Under English law all the territory claimed in America belonged to the Crown. The monarch could withhold it from use, keep any part of it as a royal domain, or grant it, by charter or patent, in large or small blocks, to privileged companies or persons.

And so, when the Pilgrims decided to leave England for political, economic, social or religious reasons, they had to get permission. As farmers and working class citizens they had little if any capital. So they approached a group of private capitalist entrepreneurs who were interested in exploiting the new world for profit, especially gold. As historian Robert V. Remini explains in A Short History of the United States, this group “formed a joint-stock company, the London Company, in which shares were sold to stockholders for twelve pounds ten shillings [roughly $250] in order to sponsor colonization by settlers in North America.” The London Company then obtained a grant from the Crown and additional financing through the Merchant Adventurers which considered their investment as a loan to the Pilgrims to be paid back, with interest and a share of the profits. Upon landing, the Pilgrims considered themselves as bound in a “common course” to repay the loan as quickly as possible. As Zernike explained, the Pilgrims “were more like shareholders in an early corporation than subjects of socialism.” Richard Pickering, deputy director of Plimouth Plantation, said the plan “was directed ultimately to private profit.”

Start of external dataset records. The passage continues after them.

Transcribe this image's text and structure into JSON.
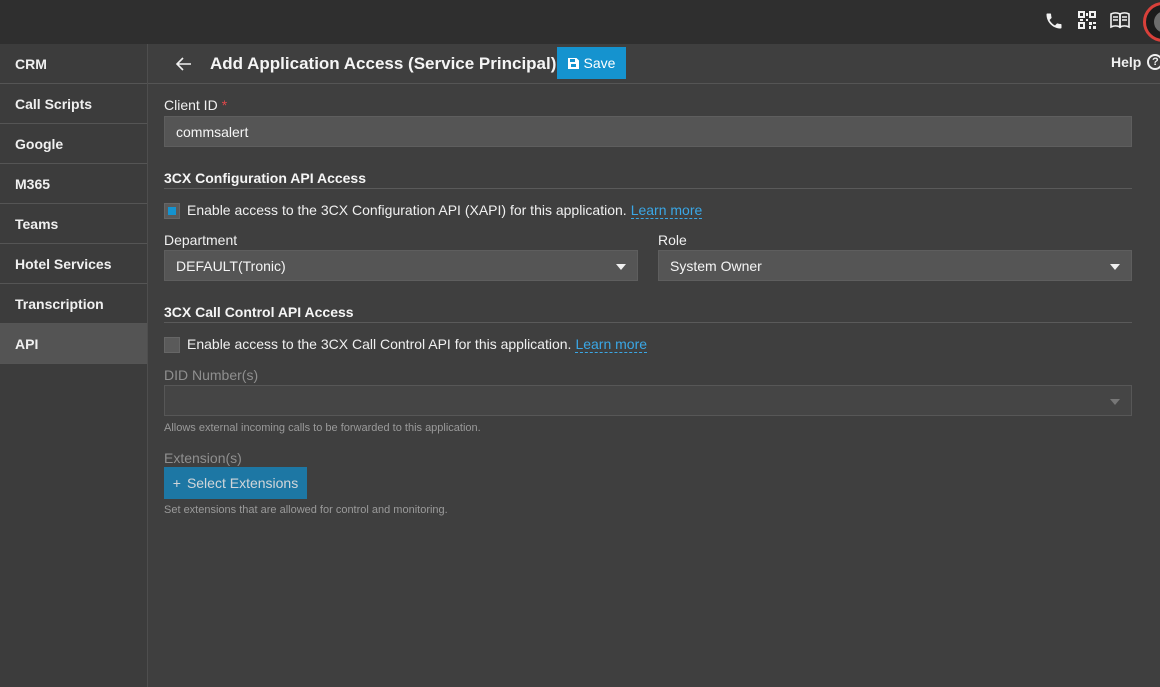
{
  "topbar": {
    "icons": [
      "phone-icon",
      "qr-code-icon",
      "book-icon"
    ]
  },
  "sidebar": {
    "items": [
      {
        "label": "CRM"
      },
      {
        "label": "Call Scripts"
      },
      {
        "label": "Google"
      },
      {
        "label": "M365"
      },
      {
        "label": "Teams"
      },
      {
        "label": "Hotel Services"
      },
      {
        "label": "Transcription"
      },
      {
        "label": "API",
        "active": true
      }
    ]
  },
  "header": {
    "title": "Add Application Access (Service Principal)",
    "save_label": "Save",
    "help_label": "Help",
    "help_glyph": "?"
  },
  "form": {
    "client_id_label": "Client ID",
    "client_id_required": "*",
    "client_id_value": "commsalert",
    "config_section_title": "3CX Configuration API Access",
    "config_checkbox_label": "Enable access to the 3CX Configuration API (XAPI) for this application.",
    "config_checked": true,
    "learn_more": "Learn more",
    "department_label": "Department",
    "department_value": "DEFAULT(Tronic)",
    "role_label": "Role",
    "role_value": "System Owner",
    "call_control_section_title": "3CX Call Control API Access",
    "call_control_checkbox_label": "Enable access to the 3CX Call Control API for this application.",
    "call_control_checked": false,
    "did_label": "DID Number(s)",
    "did_value": "",
    "did_hint": "Allows external incoming calls to be forwarded to this application.",
    "extensions_label": "Extension(s)",
    "select_extensions_label": "Select Extensions",
    "extensions_hint": "Set extensions that are allowed for control and monitoring."
  },
  "colors": {
    "accent": "#1593cf",
    "link": "#3aa7e6",
    "required": "#e0474a"
  }
}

The irony, then, is that the part of history most frequently left out not only ignores the Pilgrims’ failed experiment with collective farming, but also the fact that it was private capitalists, risk-taking entrepreneurs, hoping to gain a profit from the venture, who were the ones who funded the start of America. As another historian, Steve Wiegand noted:

Part of the charm of U. S. history is that many of the images it conjures up are based on things that never really happened. Many historians are appalled at the acceptance of myths as fact by so many Americans.

It should be comforting that this really happened: the land of the free and the home of brave was initially funded by capitalists hoping to turn a profit. How delightful.